Nepal
Off-grid is not second best.

The New York Times estimates a total of two billion worldwide are living without mains power, water or phone. The implication is that this tragedy needs to be dealt with. But many of those people are happy as they are. And they could have access to power and water without it being brought to their doors by big-budget make-work schemes.

Artificial light is easy for us in the developed world to take for granted. But to those living off the grid access to a safe, affordable source of light can be life-changing. The productive day stretches past sunset to allow students to do schoolwork or small vendors to extend their selling hours. Light means added safety, whether at home or traveling alone, particularly for women.
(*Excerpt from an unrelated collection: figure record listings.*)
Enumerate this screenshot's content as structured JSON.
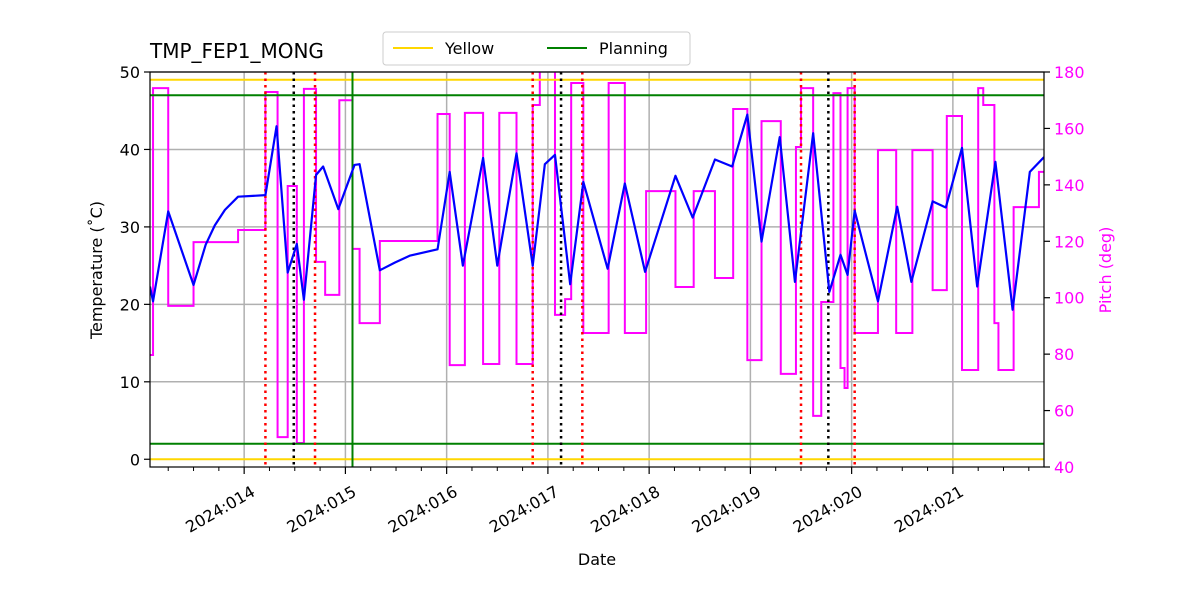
{
  "chart_data": {
    "type": "line",
    "title": "TMP_FEP1_MONG",
    "xlabel": "Date",
    "ylabel": "Temperature ($^\\circ$C)",
    "ylabel_display": "Temperature (˚C)",
    "y2label": "Pitch (deg)",
    "xlim": [
      13.07,
      21.9
    ],
    "ylim": [
      -1,
      50
    ],
    "y2lim": [
      40,
      180
    ],
    "grid": true,
    "legend_placement": "top-center",
    "x_ticks": [
      {
        "value": 14,
        "label": "2024:014"
      },
      {
        "value": 15,
        "label": "2024:015"
      },
      {
        "value": 16,
        "label": "2024:016"
      },
      {
        "value": 17,
        "label": "2024:017"
      },
      {
        "value": 18,
        "label": "2024:018"
      },
      {
        "value": 19,
        "label": "2024:019"
      },
      {
        "value": 20,
        "label": "2024:020"
      },
      {
        "value": 21,
        "label": "2024:021"
      }
    ],
    "y_ticks": [
      0,
      10,
      20,
      30,
      40,
      50
    ],
    "y2_ticks": [
      40,
      60,
      80,
      100,
      120,
      140,
      160,
      180
    ],
    "colors": {
      "temperature": "#0000ff",
      "pitch": "#ff00ff",
      "yellow": "#ffd700",
      "planning": "#008000",
      "red_event": "#ff0000",
      "black_event": "#000000",
      "pitch_axis": "#ff00ff"
    },
    "legend": [
      {
        "name": "Yellow",
        "color": "#ffd700"
      },
      {
        "name": "Planning",
        "color": "#008000"
      }
    ],
    "limit_lines": [
      {
        "type": "Yellow",
        "values": [
          49,
          0
        ]
      },
      {
        "type": "Planning",
        "values": [
          47,
          2
        ]
      }
    ],
    "planning_vertical": [
      15.07
    ],
    "red_dotted_verticals": [
      14.21,
      14.7,
      16.85,
      17.34,
      19.5,
      20.03
    ],
    "black_dotted_verticals": [
      14.49,
      17.13,
      19.77
    ],
    "temperature": [
      [
        13.07,
        22.3
      ],
      [
        13.1,
        20.4
      ],
      [
        13.25,
        32.0
      ],
      [
        13.5,
        22.5
      ],
      [
        13.62,
        27.7
      ],
      [
        13.71,
        30.2
      ],
      [
        13.81,
        32.2
      ],
      [
        13.94,
        33.9
      ],
      [
        14.21,
        34.1
      ],
      [
        14.32,
        43.0
      ],
      [
        14.43,
        24.1
      ],
      [
        14.52,
        27.8
      ],
      [
        14.59,
        20.6
      ],
      [
        14.71,
        36.7
      ],
      [
        14.78,
        37.8
      ],
      [
        14.93,
        32.3
      ],
      [
        15.09,
        38.0
      ],
      [
        15.14,
        38.1
      ],
      [
        15.34,
        24.4
      ],
      [
        15.49,
        25.4
      ],
      [
        15.64,
        26.3
      ],
      [
        15.91,
        27.1
      ],
      [
        16.03,
        37.1
      ],
      [
        16.16,
        25.0
      ],
      [
        16.36,
        38.9
      ],
      [
        16.5,
        25.0
      ],
      [
        16.69,
        39.5
      ],
      [
        16.85,
        25.0
      ],
      [
        16.97,
        38.1
      ],
      [
        17.07,
        39.3
      ],
      [
        17.22,
        22.6
      ],
      [
        17.35,
        35.8
      ],
      [
        17.59,
        24.6
      ],
      [
        17.76,
        35.6
      ],
      [
        17.96,
        24.2
      ],
      [
        18.26,
        36.6
      ],
      [
        18.43,
        31.2
      ],
      [
        18.65,
        38.7
      ],
      [
        18.82,
        37.8
      ],
      [
        18.97,
        44.5
      ],
      [
        19.11,
        28.1
      ],
      [
        19.29,
        41.6
      ],
      [
        19.44,
        22.9
      ],
      [
        19.62,
        42.1
      ],
      [
        19.78,
        21.6
      ],
      [
        19.89,
        26.4
      ],
      [
        19.96,
        23.8
      ],
      [
        20.03,
        32.1
      ],
      [
        20.26,
        20.4
      ],
      [
        20.45,
        32.6
      ],
      [
        20.59,
        22.9
      ],
      [
        20.8,
        33.3
      ],
      [
        20.93,
        32.5
      ],
      [
        21.09,
        40.2
      ],
      [
        21.24,
        22.3
      ],
      [
        21.42,
        38.4
      ],
      [
        21.59,
        19.3
      ],
      [
        21.76,
        37.1
      ],
      [
        21.9,
        39.0
      ]
    ],
    "pitch": [
      [
        13.07,
        79.7
      ],
      [
        13.1,
        174.3
      ],
      [
        13.25,
        97.1
      ],
      [
        13.5,
        119.7
      ],
      [
        13.94,
        124.0
      ],
      [
        14.21,
        172.9
      ],
      [
        14.33,
        50.6
      ],
      [
        14.43,
        139.6
      ],
      [
        14.52,
        48.5
      ],
      [
        14.59,
        174.0
      ],
      [
        14.71,
        112.7
      ],
      [
        14.8,
        101.0
      ],
      [
        14.94,
        170.0
      ],
      [
        15.07,
        117.3
      ],
      [
        15.14,
        91.0
      ],
      [
        15.34,
        120.1
      ],
      [
        15.91,
        165.1
      ],
      [
        16.03,
        76.1
      ],
      [
        16.18,
        165.5
      ],
      [
        16.36,
        76.5
      ],
      [
        16.52,
        165.5
      ],
      [
        16.69,
        76.5
      ],
      [
        16.85,
        168.3
      ],
      [
        16.92,
        181.0
      ],
      [
        17.07,
        93.9
      ],
      [
        17.17,
        99.5
      ],
      [
        17.23,
        176.1
      ],
      [
        17.35,
        87.5
      ],
      [
        17.6,
        176.1
      ],
      [
        17.76,
        87.5
      ],
      [
        17.97,
        137.8
      ],
      [
        18.26,
        103.8
      ],
      [
        18.44,
        137.8
      ],
      [
        18.65,
        107.0
      ],
      [
        18.83,
        166.9
      ],
      [
        18.97,
        77.9
      ],
      [
        19.11,
        162.6
      ],
      [
        19.3,
        73.0
      ],
      [
        19.45,
        153.4
      ],
      [
        19.5,
        174.3
      ],
      [
        19.62,
        58.1
      ],
      [
        19.7,
        98.5
      ],
      [
        19.82,
        172.5
      ],
      [
        19.89,
        75.1
      ],
      [
        19.93,
        68.0
      ],
      [
        19.96,
        174.3
      ],
      [
        20.03,
        87.5
      ],
      [
        20.26,
        152.3
      ],
      [
        20.44,
        87.5
      ],
      [
        20.6,
        152.3
      ],
      [
        20.8,
        102.7
      ],
      [
        20.94,
        164.4
      ],
      [
        21.09,
        74.4
      ],
      [
        21.25,
        174.3
      ],
      [
        21.3,
        168.3
      ],
      [
        21.41,
        91.0
      ],
      [
        21.45,
        74.4
      ],
      [
        21.6,
        132.1
      ],
      [
        21.85,
        144.6
      ],
      [
        21.9,
        144.6
      ]
    ]
  }
}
As a replacement for kerosene and wood fires, flashlights are a boon for the environment.

Sometimes thinking small can be better, admits The Times. “To bring artificial light to an isolated village or refugee camp could require building an enormous hydroelectric dam, followed by laying hundreds of miles of cable. Or it could take the donation of a $10 solar flashlight.”

SunNight Solar, has developed a solar-powered torch that lasts up to seven hours of light, is easily recharged, and lasts almost three years between battery replacements. The light retails for $20 in America, and corporate donors have bought them for aid groups at half the price.

As technologies advance, people in wealthy countries carry ever smaller computers in knapsacks and phones in their pockets. But the same advances bring simple, rugged technologies like the solar torch within reach of the poor. The brightest minds shouldn’t be afraid to think incrementally. Often that’s where you find the best results.